With this restriction, it is still possible to cause disruption or leverage a VPN Gremlin attack against a network if the network relies on traditional network segmentation and does not rely on a bastion host. Policy-based routing and zero-trust networking may not defend against such cases as the attacker is indeed a legitimated client to the server. Some enterprises will “close off” vulnerable devices in an isolated network environment and restrict access to a limited number of employees, such as when there is a single-point-of-failure network switch/router that is vulnerable but cannot be taken offline to patch its firmware. For the seemingly legitimate client, that is actually the VPN Gremlin attack, this isolated network is still accessible. This also requires one to use vulnerabilities based on stateless protocols, which are rare, but do exist.
Case 2: DNS Spoofing/Hijacking, with DNS server in the tunnel
The second case is related to performing an TCP off-path attack. According to our findings in Yossi Gilad and Amir Herzberg. 2014. Off-Path TCP Injection Attacks. ACM Trans. Inf. Syst. Secur. 16, 4, Article 13 (April 2014), one way to perform TCP off-path attack is through DNS cache poisoning.

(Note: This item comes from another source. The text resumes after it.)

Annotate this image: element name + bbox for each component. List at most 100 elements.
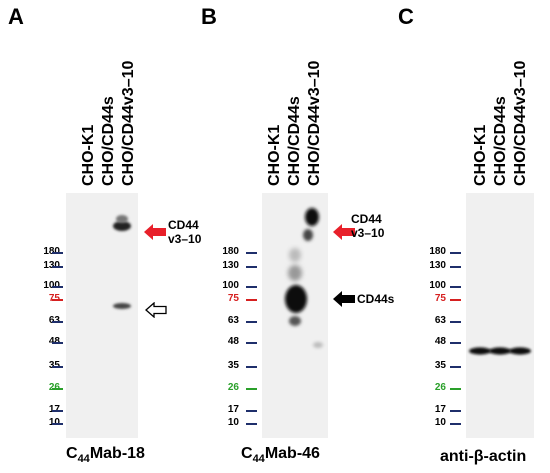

We devised a network architecture for the VPN Gremlin attack to work with DNS cache poisoning. This architecture requires one to place a DNS server inside the SSL VPN tunnel (i.e., all SSL VPN clients and Intranet clients need to connect to SSL VPNs or its bridge to use DNS).
Conclusions
Since the VPN Gremlin attack is a spoofing-type vulnerability, its exploitation primitive is pretty limited by nature. However, this research did highlight two key points: first, that there has been little to no research on the tunneling attack surface of VPNs; and second, that attacks once considered theoretical are now feasible in real-world scenarios in 2024. We did not implement all the vendors’ protocols in Scapy, as we later found out that the attack could be made with a few commands:
ip addr add <forged IP> dev ppp0 peer <peer IP>
ip r add <target ip> dev ppp0
ping -I <forged IP> <target IP>
Therefore, it is imperative that organizations deploy defense-in-depth measures to protect against new zero-day vulnerabilities. The VPN Gremlin attack, for instance, undermines a fundamental assumption: that routers and firewalls will route and block packets correctly. By implementing network segmentation with bastion hosts (which requires complex TCP connections) or applying zero-trust networking architecture at the very second layer—such as requiring authentication to traverse network segments or access any device on the intranet—organizations can make it highly unlikely for a VPN-based attack to succeed.
Lastly, we have released our Scapy layer implementation under GPL-2 here.